Last week, on Saturday, I contacted the manager of the skydive centre with my idea to visit his graveyard to see how his final resting place looked like. Next to that, it would enable me to bring some personal items to the grave and make some photos/videos to be used during the memorial. For my work, I had to visit a customer in Bratislava and I was sure that I could create some spare time for this important journey.

His reaction was very positive and shortly thereafter also his sister responded positively. She included the few details of the location. I was also informed that the organisation committee was working on a video and my footage would be highly appreciated.  In close contact with Jan, who was working on the full movie, we agreed on the required footage.

Now it was up to me to make this happen…

One of my key values and purposes in life is to help other people wherever I can. Although I knew John for over 20 years, we had no close connection. The story, however, impacted me deeply and my thoughts were (and are) around topics like: what was John thinking in his last days / weeks / months of his life? What is the meaning of life? Could we have done more to understand and help John? How am I able to create a positive impact for others?

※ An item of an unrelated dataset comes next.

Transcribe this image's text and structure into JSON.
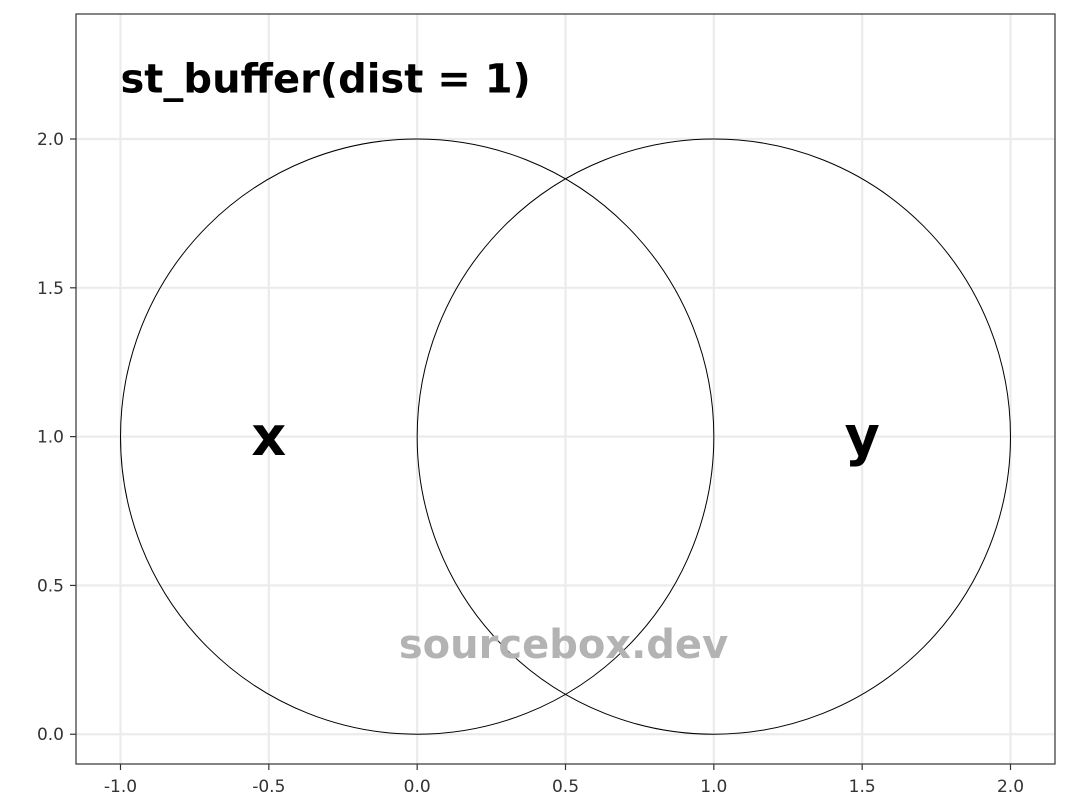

In the last 4 days and nights I was restless and couldn’t stop thinking about my journey. This morning I woke up with a terrible headache, way before my alarm clock was set at 4.15 a.m. I first had to take an early flight to Vienna and after that a taxi to Bratislava for my business meetings. They all went very well and as my flight back was scheduled at 8 p.m., I knew I had enough time for this important mission. As the village was close to Bratislava I reached the graveyard in less than 30 minutes. I walked and searched all across hundreds of memorials and after 30 minutes I finally saw his grave number in between two other well-organized graves.

It was a very strange feeling to see a grave with several planted flowers and a cross with only the year (2016) and the text ‘Neznamy’ (unknown). Here he was, so far away from home. Again, questions like: what were his thoughts during his last days? For about 45 minutes I made several photos and videos. It was raining and cold (Autumn started), which created an even more sad atmosphere. During this moment, back in the taxi towards Vienna and in the plane back home, I felt both sad and proud. With the organisers of the ceremony, we decided to keep my visit a secret until Saturday evening.

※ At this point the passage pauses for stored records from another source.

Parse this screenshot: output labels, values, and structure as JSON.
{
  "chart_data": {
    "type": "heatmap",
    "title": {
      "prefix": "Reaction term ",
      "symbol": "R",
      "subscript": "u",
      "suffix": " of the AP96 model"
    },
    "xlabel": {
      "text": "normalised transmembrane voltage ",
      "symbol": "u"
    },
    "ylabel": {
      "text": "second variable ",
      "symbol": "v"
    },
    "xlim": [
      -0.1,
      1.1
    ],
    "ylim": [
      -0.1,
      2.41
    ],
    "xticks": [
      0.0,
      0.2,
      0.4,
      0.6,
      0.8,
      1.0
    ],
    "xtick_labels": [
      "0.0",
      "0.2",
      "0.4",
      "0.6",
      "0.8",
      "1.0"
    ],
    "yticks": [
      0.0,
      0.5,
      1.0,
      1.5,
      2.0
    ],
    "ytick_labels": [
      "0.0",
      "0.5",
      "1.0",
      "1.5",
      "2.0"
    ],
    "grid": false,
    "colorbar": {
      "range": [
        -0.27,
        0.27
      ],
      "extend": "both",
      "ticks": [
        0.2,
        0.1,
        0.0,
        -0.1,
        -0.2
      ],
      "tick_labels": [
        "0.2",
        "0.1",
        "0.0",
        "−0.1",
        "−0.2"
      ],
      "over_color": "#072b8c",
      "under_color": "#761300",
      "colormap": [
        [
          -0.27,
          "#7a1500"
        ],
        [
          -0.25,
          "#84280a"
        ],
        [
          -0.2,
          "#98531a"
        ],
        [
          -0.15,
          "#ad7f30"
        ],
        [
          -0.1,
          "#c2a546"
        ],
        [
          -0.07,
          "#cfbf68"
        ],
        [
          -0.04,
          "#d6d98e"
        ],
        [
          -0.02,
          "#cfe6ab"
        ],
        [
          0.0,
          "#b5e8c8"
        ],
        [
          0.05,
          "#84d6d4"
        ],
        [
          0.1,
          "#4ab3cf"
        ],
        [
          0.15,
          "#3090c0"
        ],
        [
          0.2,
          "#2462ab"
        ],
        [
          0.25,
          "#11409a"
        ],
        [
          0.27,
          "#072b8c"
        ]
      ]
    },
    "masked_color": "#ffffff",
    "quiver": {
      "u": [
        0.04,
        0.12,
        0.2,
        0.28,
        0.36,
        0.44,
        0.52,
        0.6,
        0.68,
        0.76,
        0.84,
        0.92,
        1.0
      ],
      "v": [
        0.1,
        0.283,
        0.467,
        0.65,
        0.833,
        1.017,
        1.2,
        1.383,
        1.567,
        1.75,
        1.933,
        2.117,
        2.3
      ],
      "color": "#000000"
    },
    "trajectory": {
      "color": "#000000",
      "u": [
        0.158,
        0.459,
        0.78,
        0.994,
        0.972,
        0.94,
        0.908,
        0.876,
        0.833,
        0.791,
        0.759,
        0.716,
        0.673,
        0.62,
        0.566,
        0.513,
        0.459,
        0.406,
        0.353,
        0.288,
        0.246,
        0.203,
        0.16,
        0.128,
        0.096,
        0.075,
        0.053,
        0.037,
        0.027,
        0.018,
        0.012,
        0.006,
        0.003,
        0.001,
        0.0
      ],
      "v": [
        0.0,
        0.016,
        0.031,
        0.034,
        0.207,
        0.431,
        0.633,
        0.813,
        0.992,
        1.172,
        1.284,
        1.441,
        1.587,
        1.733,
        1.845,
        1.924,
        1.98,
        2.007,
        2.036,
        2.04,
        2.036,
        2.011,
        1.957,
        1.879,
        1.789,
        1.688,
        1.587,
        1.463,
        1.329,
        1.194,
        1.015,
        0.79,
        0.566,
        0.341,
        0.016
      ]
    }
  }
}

Saturday evening: the ceremony.

The days before the ceremony my videos and photos were embedded in an intense movie by Jan Pleiter about John’s life as a skydiver and the final footage from me.

At the ceremony, we were together with around 200 skydive friends and family. We listened to some speeches and music and finally watched the movie. Even though I had seen the movie several times before, I was moved again. I saw a lot of people with the same feeling and everybody was taken by surprise by the shots of his grave.

Afterwards I received many warm compliments. I am so happy that through my action I helped his close family and friends. Of course, we will never know exactly what happened in John‘s mind, but many pieces of the puzzle have been put together.

I am very proud of my contribution to this unusual story!